She never had a real name. Scientists called her 832F. To her fans, she was known simply as ’06 after the year that she was born. But for anyone who had ever seen the large, sleek gray wolf roaming the Yellowstone plains, she was the epitome of all things free and wild.
Last week, ’06 was killed by an unknown hunter just outside of the park. She was still wearing her radio collar.
The death of ’06 is a stark reminder of the culture war in the Northern Rockies between those who recognize the gray wolf’s right to exist and role in maintaining a balanced ecosystem, and those who view the creature as a threat to livestock and public safety that must be mercilessly exterminated.
For scientists and conservationists working to restore the gray wolf to the Northern Rockies after a century-long absence, the loss of ’06 was a huge blow. She was the alpha female of the Lamar Canyon pack—Yellowstone’s most famous wolf pack. Visitors described how the strong and agile she-wolf was able to singlehandedly take down large elk to feed her litter.
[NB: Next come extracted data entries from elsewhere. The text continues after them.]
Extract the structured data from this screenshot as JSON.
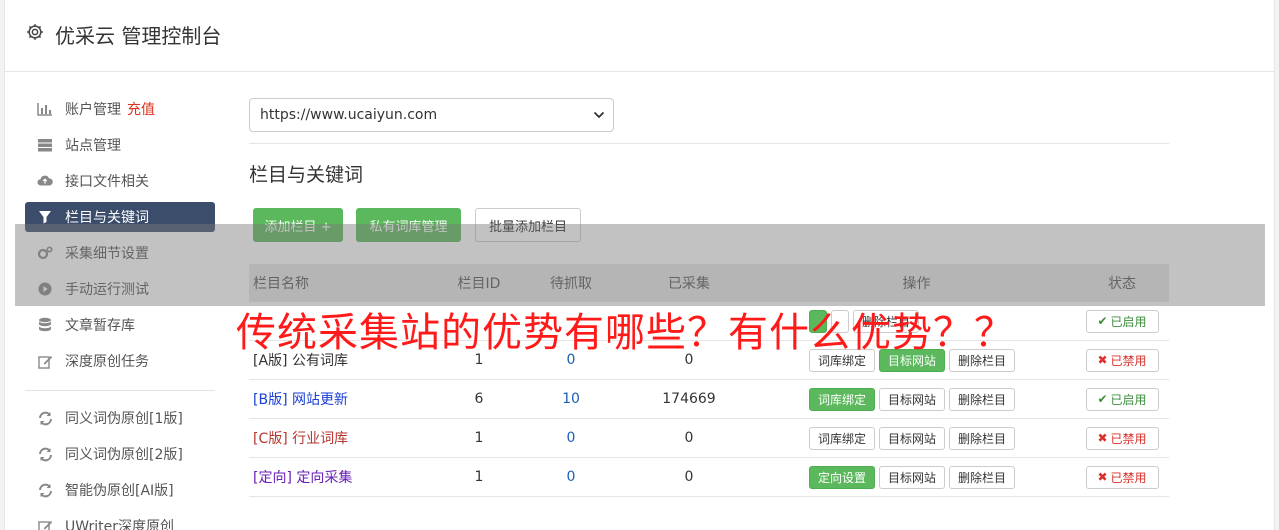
{
  "header": {
    "title": "优采云 管理控制台"
  },
  "sidebar": {
    "items": [
      {
        "label": "账户管理",
        "badge": "充值",
        "icon": "bar-chart-icon"
      },
      {
        "label": "站点管理",
        "icon": "server-icon"
      },
      {
        "label": "接口文件相关",
        "icon": "cloud-upload-icon"
      },
      {
        "label": "栏目与关键词",
        "icon": "filter-icon",
        "active": true
      },
      {
        "label": "采集细节设置",
        "icon": "gears-icon"
      },
      {
        "label": "手动运行测试",
        "icon": "play-icon"
      },
      {
        "label": "文章暂存库",
        "icon": "database-icon"
      },
      {
        "label": "深度原创任务",
        "icon": "edit-icon"
      },
      {
        "label": "同义词伪原创[1版]",
        "icon": "refresh-icon"
      },
      {
        "label": "同义词伪原创[2版]",
        "icon": "refresh-icon"
      },
      {
        "label": "智能伪原创[AI版]",
        "icon": "refresh-icon"
      },
      {
        "label": "UWriter深度原创",
        "icon": "edit-icon"
      }
    ]
  },
  "main": {
    "site_select": {
      "value": "https://www.ucaiyun.com"
    },
    "section_title": "栏目与关键词",
    "buttons": {
      "add_column": "添加栏目 +",
      "private_lib": "私有词库管理",
      "batch_add": "批量添加栏目"
    }
  },
  "table": {
    "headers": [
      "栏目名称",
      "栏目ID",
      "待抓取",
      "已采集",
      "操作",
      "状态"
    ],
    "rows": [
      {
        "prefix": "",
        "name": "",
        "id": "",
        "pending": "",
        "collected": "",
        "op1": "",
        "op1_green": true,
        "op2": "",
        "op2_green": false,
        "op3": "删除栏目",
        "status": "已启用",
        "enabled": true,
        "color": "#333"
      },
      {
        "prefix": "[A版]",
        "name": "公有词库",
        "id": "1",
        "pending": "0",
        "collected": "0",
        "op1": "词库绑定",
        "op1_green": false,
        "op2": "目标网站",
        "op2_green": true,
        "op3": "删除栏目",
        "status": "已禁用",
        "enabled": false,
        "color": "#333"
      },
      {
        "prefix": "[B版]",
        "name": "网站更新",
        "id": "6",
        "pending": "10",
        "collected": "174669",
        "op1": "词库绑定",
        "op1_green": true,
        "op2": "目标网站",
        "op2_green": false,
        "op3": "删除栏目",
        "status": "已启用",
        "enabled": true,
        "color": "#1a3fd6"
      },
      {
        "prefix": "[C版]",
        "name": "行业词库",
        "id": "1",
        "pending": "0",
        "collected": "0",
        "op1": "词库绑定",
        "op1_green": false,
        "op2": "目标网站",
        "op2_green": false,
        "op3": "删除栏目",
        "status": "已禁用",
        "enabled": false,
        "color": "#b5352f"
      },
      {
        "prefix": "[定向]",
        "name": "定向采集",
        "id": "1",
        "pending": "0",
        "collected": "0",
        "op1": "定向设置",
        "op1_green": true,
        "op2": "目标网站",
        "op2_green": false,
        "op3": "删除栏目",
        "status": "已禁用",
        "enabled": false,
        "color": "#6a1fb8"
      }
    ]
  },
  "overlay": {
    "text": "传统采集站的优势有哪些？有什么优势？？"
  },
  "colors": {
    "accent_green": "#5cb85c",
    "active_nav": "#3b4d6b",
    "danger": "#e0301e"
  }
}
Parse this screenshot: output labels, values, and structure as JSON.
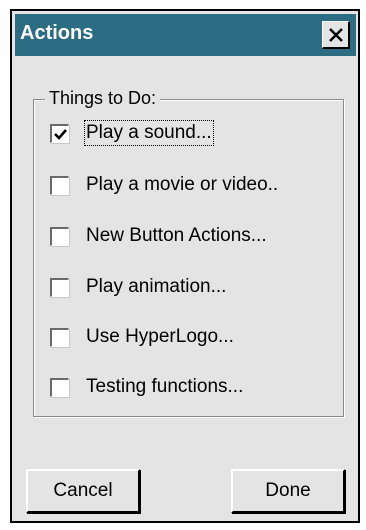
{
  "window": {
    "title": "Actions",
    "close_label": "X"
  },
  "group": {
    "label": "Things to Do:"
  },
  "checkboxes": [
    {
      "label": "Play a sound...",
      "checked": true
    },
    {
      "label": "Play a movie or video..",
      "checked": false
    },
    {
      "label": "New Button Actions...",
      "checked": false
    },
    {
      "label": "Play animation...",
      "checked": false
    },
    {
      "label": "Use HyperLogo...",
      "checked": false
    },
    {
      "label": "Testing functions...",
      "checked": false
    }
  ],
  "buttons": {
    "cancel_label": "Cancel",
    "done_label": "Done"
  },
  "colors": {
    "titlebar": "#2d6d84",
    "dialog_bg": "#e4e4e4"
  }
}
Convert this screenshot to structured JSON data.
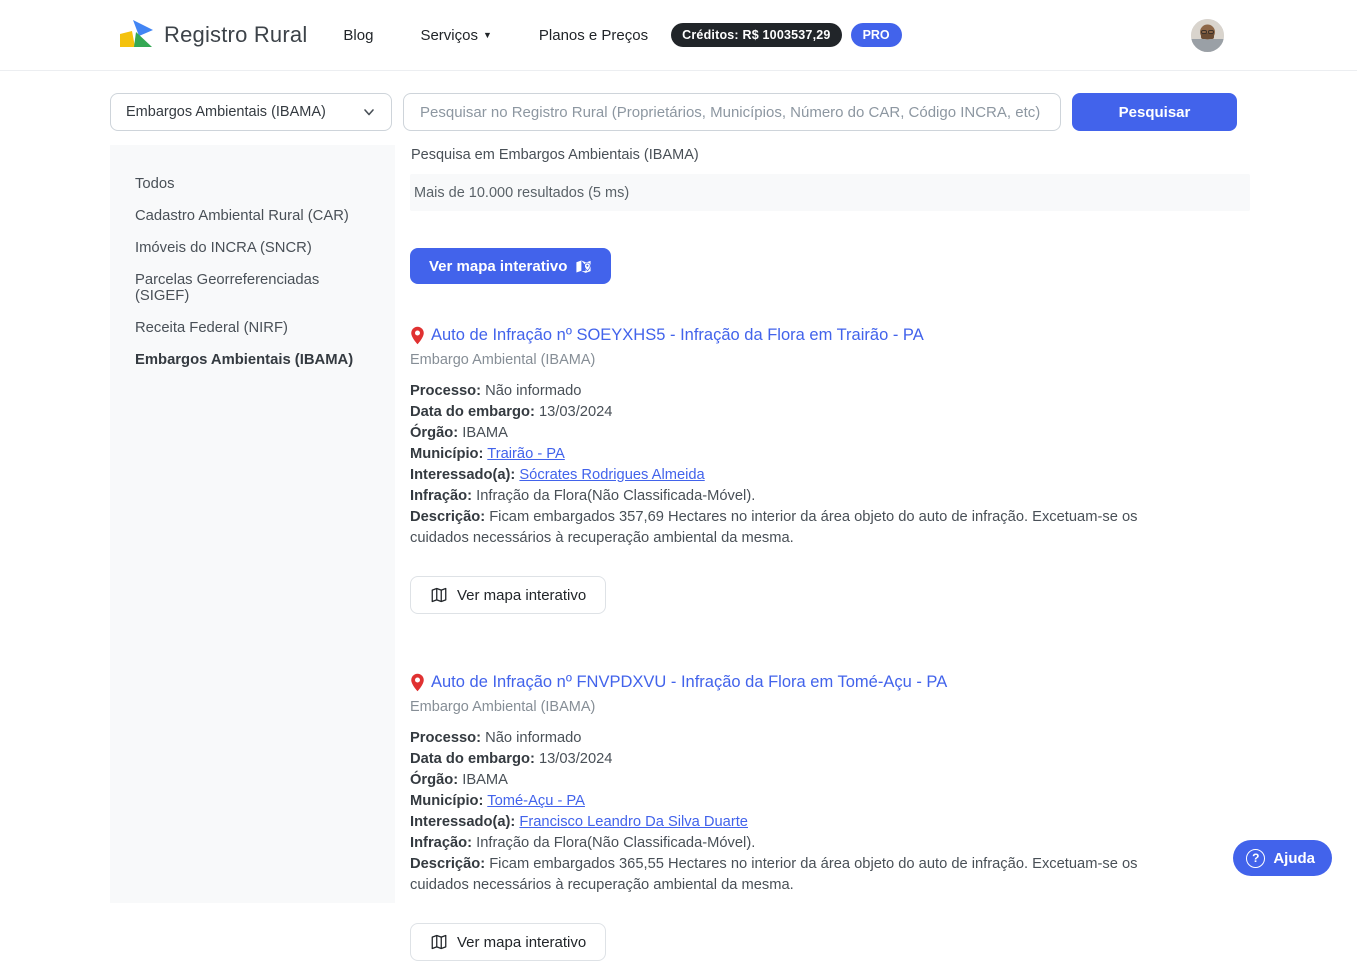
{
  "header": {
    "brand": "Registro Rural",
    "nav_blog": "Blog",
    "nav_servicos": "Serviços",
    "nav_planos": "Planos e Preços",
    "credits": "Créditos: R$ 1003537,29",
    "pro": "PRO"
  },
  "search": {
    "category": "Embargos Ambientais (IBAMA)",
    "placeholder": "Pesquisar no Registro Rural (Proprietários, Municípios, Número do CAR, Código INCRA, etc)",
    "submit": "Pesquisar"
  },
  "sidebar": {
    "items": [
      {
        "label": "Todos"
      },
      {
        "label": "Cadastro Ambiental Rural (CAR)"
      },
      {
        "label": "Imóveis do INCRA (SNCR)"
      },
      {
        "label": "Parcelas Georreferenciadas (SIGEF)"
      },
      {
        "label": "Receita Federal (NIRF)"
      },
      {
        "label": "Embargos Ambientais (IBAMA)"
      }
    ],
    "active_index": 5
  },
  "results": {
    "context": "Pesquisa em Embargos Ambientais (IBAMA)",
    "count": "Mais de 10.000 resultados (5 ms)",
    "map_button": "Ver mapa interativo",
    "field_labels": {
      "processo": "Processo:",
      "data_embargo": "Data do embargo:",
      "orgao": "Órgão:",
      "municipio": "Município:",
      "interessado": "Interessado(a):",
      "infracao": "Infração:",
      "descricao": "Descrição:"
    },
    "items": [
      {
        "title": "Auto de Infração nº SOEYXHS5 - Infração da Flora em Trairão - PA",
        "type": "Embargo Ambiental (IBAMA)",
        "processo": "Não informado",
        "data_embargo": "13/03/2024",
        "orgao": "IBAMA",
        "municipio": "Trairão - PA",
        "interessado": "Sócrates Rodrigues Almeida",
        "infracao": "Infração da Flora(Não Classificada-Móvel).",
        "descricao": "Ficam embargados 357,69 Hectares no interior da área objeto do auto de infração. Excetuam-se os cuidados necessários à recuperação ambiental da mesma.",
        "map_button": "Ver mapa interativo"
      },
      {
        "title": "Auto de Infração nº FNVPDXVU - Infração da Flora em Tomé-Açu - PA",
        "type": "Embargo Ambiental (IBAMA)",
        "processo": "Não informado",
        "data_embargo": "13/03/2024",
        "orgao": "IBAMA",
        "municipio": "Tomé-Açu - PA",
        "interessado": "Francisco Leandro Da Silva Duarte",
        "infracao": "Infração da Flora(Não Classificada-Móvel).",
        "descricao": "Ficam embargados 365,55 Hectares no interior da área objeto do auto de infração. Excetuam-se os cuidados necessários à recuperação ambiental da mesma.",
        "map_button": "Ver mapa interativo"
      }
    ]
  },
  "help": {
    "label": "Ajuda"
  },
  "colors": {
    "accent": "#4263eb",
    "pin_red": "#e03131",
    "badge_dark": "#212529",
    "panel": "#f8f9fa"
  }
}
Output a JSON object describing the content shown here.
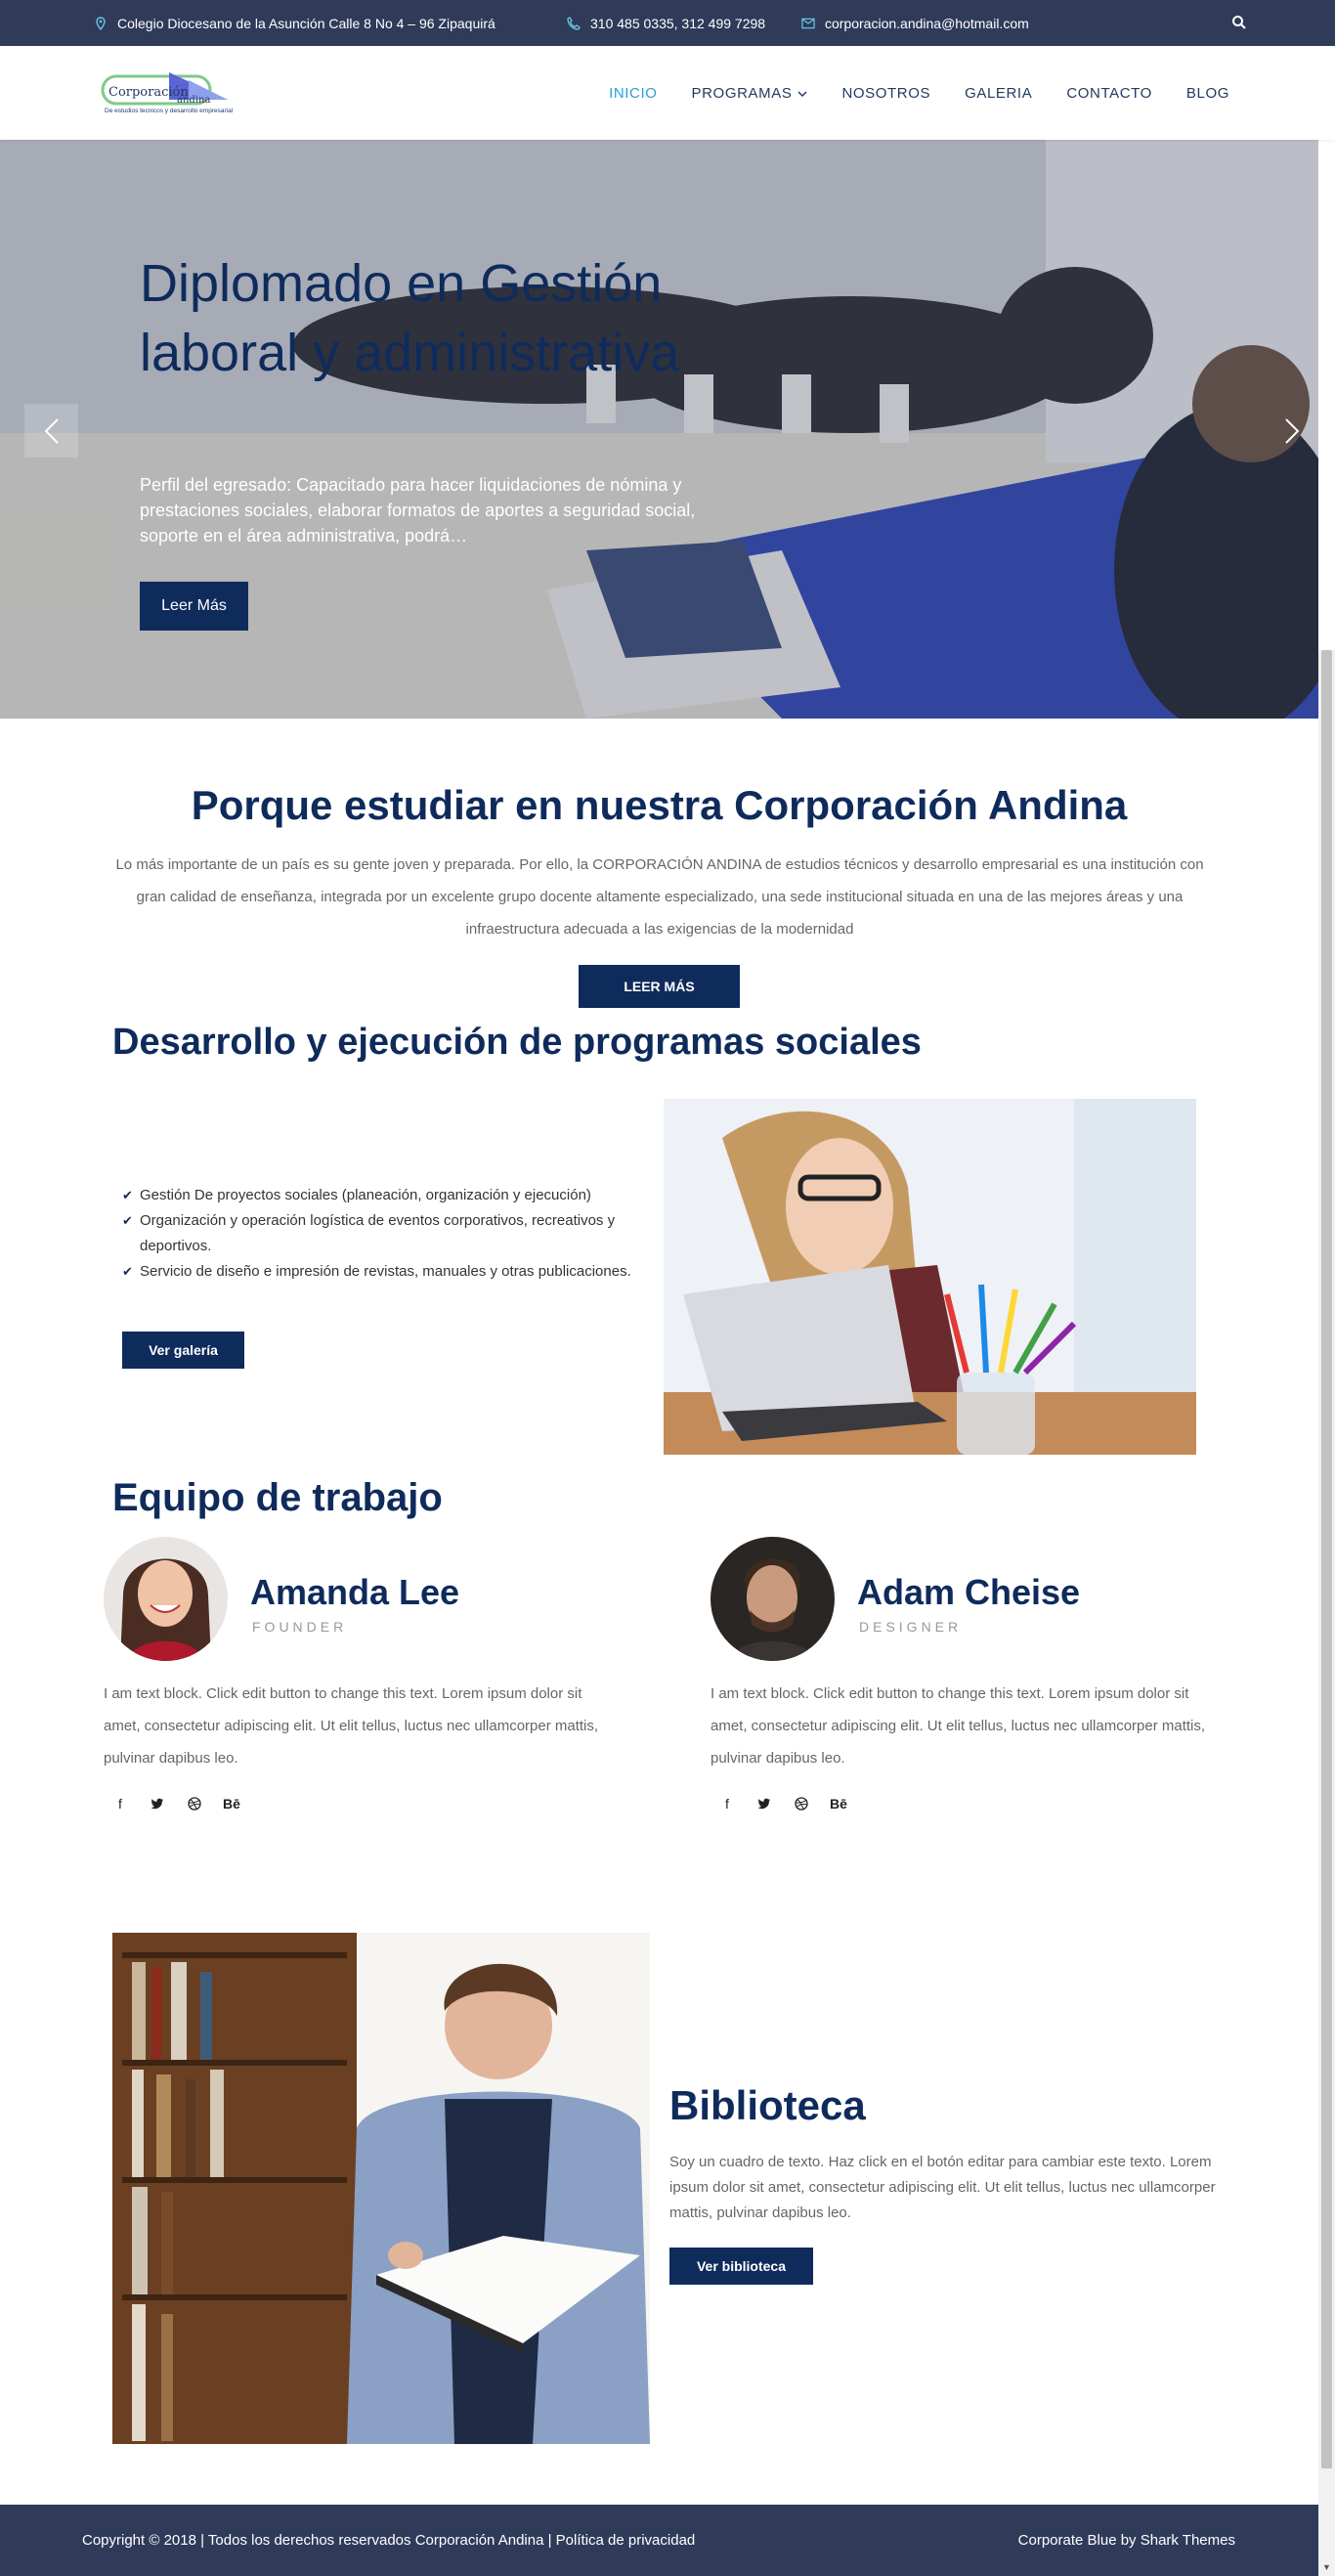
{
  "topbar": {
    "address": "Colegio Diocesano de la Asunción Calle 8 No 4 – 96 Zipaquirá",
    "phone": "310 485 0335, 312 499 7298",
    "email": "corporacion.andina@hotmail.com"
  },
  "logo": {
    "name_line1": "Corporación",
    "name_line2": "andina",
    "tagline": "De estudios tecnicos y desarrollo empresarial"
  },
  "nav": {
    "items": [
      "INICIO",
      "PROGRAMAS",
      "NOSOTROS",
      "GALERIA",
      "CONTACTO",
      "BLOG"
    ],
    "active": "INICIO"
  },
  "hero": {
    "title": "Diplomado en Gestión laboral y administrativa",
    "text": "Perfil del egresado: Capacitado para hacer liquidaciones de nómina y prestaciones sociales, elaborar formatos de aportes a seguridad social, soporte en el área administrativa, podrá…",
    "button": "Leer Más"
  },
  "porque": {
    "title": "Porque estudiar en nuestra Corporación Andina",
    "text": "Lo más importante de un país es su gente joven y preparada. Por ello, la CORPORACIÓN ANDINA de estudios técnicos y desarrollo empresarial es una institución con gran calidad de enseñanza, integrada por un excelente grupo docente altamente especializado, una sede institucional situada en una de las mejores áreas y una infraestructura adecuada a las exigencias de la modernidad",
    "button": "LEER MÁS"
  },
  "programas": {
    "title": "Desarrollo y ejecución de programas sociales",
    "items": [
      "Gestión De proyectos sociales (planeación, organización y ejecución)",
      "Organización y operación logística de eventos corporativos, recreativos y deportivos.",
      "Servicio de diseño e impresión de revistas, manuales y otras publicaciones."
    ],
    "button": "Ver galería"
  },
  "equipo": {
    "title": "Equipo de trabajo",
    "members": [
      {
        "name": "Amanda Lee",
        "role": "FOUNDER",
        "bio": "I am text block. Click edit button to change this text. Lorem ipsum dolor sit amet, consectetur adipiscing elit. Ut elit tellus, luctus nec ullamcorper mattis, pulvinar dapibus leo."
      },
      {
        "name": "Adam Cheise",
        "role": "DESIGNER",
        "bio": "I am text block. Click edit button to change this text. Lorem ipsum dolor sit amet, consectetur adipiscing elit. Ut elit tellus, luctus nec ullamcorper mattis, pulvinar dapibus leo."
      }
    ],
    "social_icons": [
      "facebook-icon",
      "twitter-icon",
      "dribbble-icon",
      "behance-icon"
    ]
  },
  "biblioteca": {
    "title": "Biblioteca",
    "text": "Soy un cuadro de texto. Haz click en el botón editar para cambiar este texto. Lorem ipsum dolor sit amet, consectetur adipiscing elit. Ut elit tellus, luctus nec ullamcorper mattis, pulvinar dapibus leo.",
    "button": "Ver biblioteca"
  },
  "footer": {
    "copyright": "Copyright © 2018 | Todos los derechos reservados Corporación Andina | Política de privacidad",
    "credit": "Corporate Blue by Shark Themes"
  },
  "colors": {
    "navy": "#0f2b5c",
    "topbar": "#2f3b59",
    "accent": "#2a9fd8"
  }
}
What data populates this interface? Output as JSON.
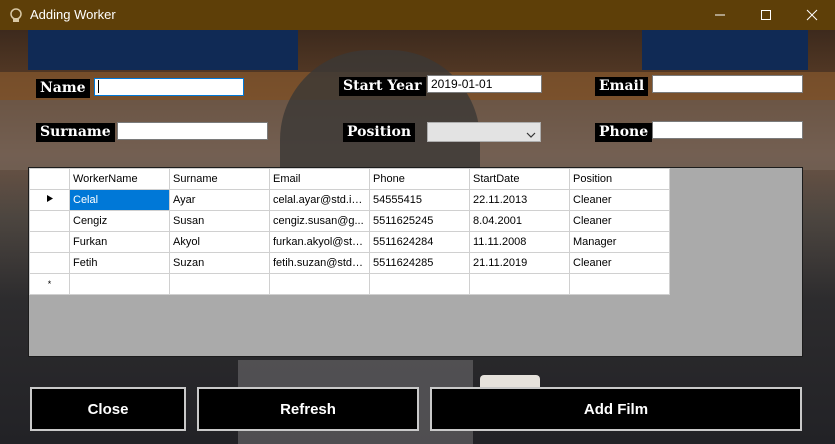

One observer recalled watching ’06 outsmart 16 invading wolves from a rival pack, luring them away from a den of vulnerable pups. The Lamar Canyon pack now faces the real possibility of disbanding if another leader does not fill the void.
While a bullet killed ’06, politics and misguided fears pulled the trigger. Long demonized by cattle and sheep ranchers, wolves account for less than 1 percent of all livestock mortality in the United States—behind domestic dogs, digestive problems, respiratory disease and weather. Yet, despite this data, the Fish and Wildlife Service bowed to political pressure and relinquished wolf management to the state of Wyoming. Wyoming cleared the way for wholesale slaughter of its gray wolf population throughout most of the state—with Yellowstone National Park being one of the few safe havens for the beleaguered species.
But like all animals, wolves do not abide by lines on a map. Even those that spend the vast majority of their time inside Yellowstone are fair game to licensed hunters the moment they step out of the park’s borders—as ’06 did. Her unnecessary death has sparked outrage among scientists, conservationists and park visitors, and state officials in neighboring Montana have responded by banning the hunting of collared wolves in areas bordering the park. Wyoming has not indicated it will follow suit.
The only way to prevent a repeat of the slaughter that claimed the lives of ’06 and 265 other wolves this year is to return wolf management to the Fish and Wildlife Service. And that is exactly what Earthjustice attorneys and our clients are attempting to do right now in court. We are suing the federal government for its decision to hand the reins over to Wyoming—a state that has clearly shown it has no intention of adequately protecting its population of wolves. But the legal battle will be fierce and we are counting on the public’s support to keep this fight alive. You can take a stand for the wolves by making a small emergency donation right now—any amount is appreciated.
She may have died without a real name, but ’06 did not die without a purpose. If any good can come out of this tragedy, it would be a clear recognition that gray wolves are an intrinsic part of the Northern Rockies ecosystem. Their presence is critical to maintaining the natural balance between predator and prey—and to sustaining our notion of what it truly means to be free and wild.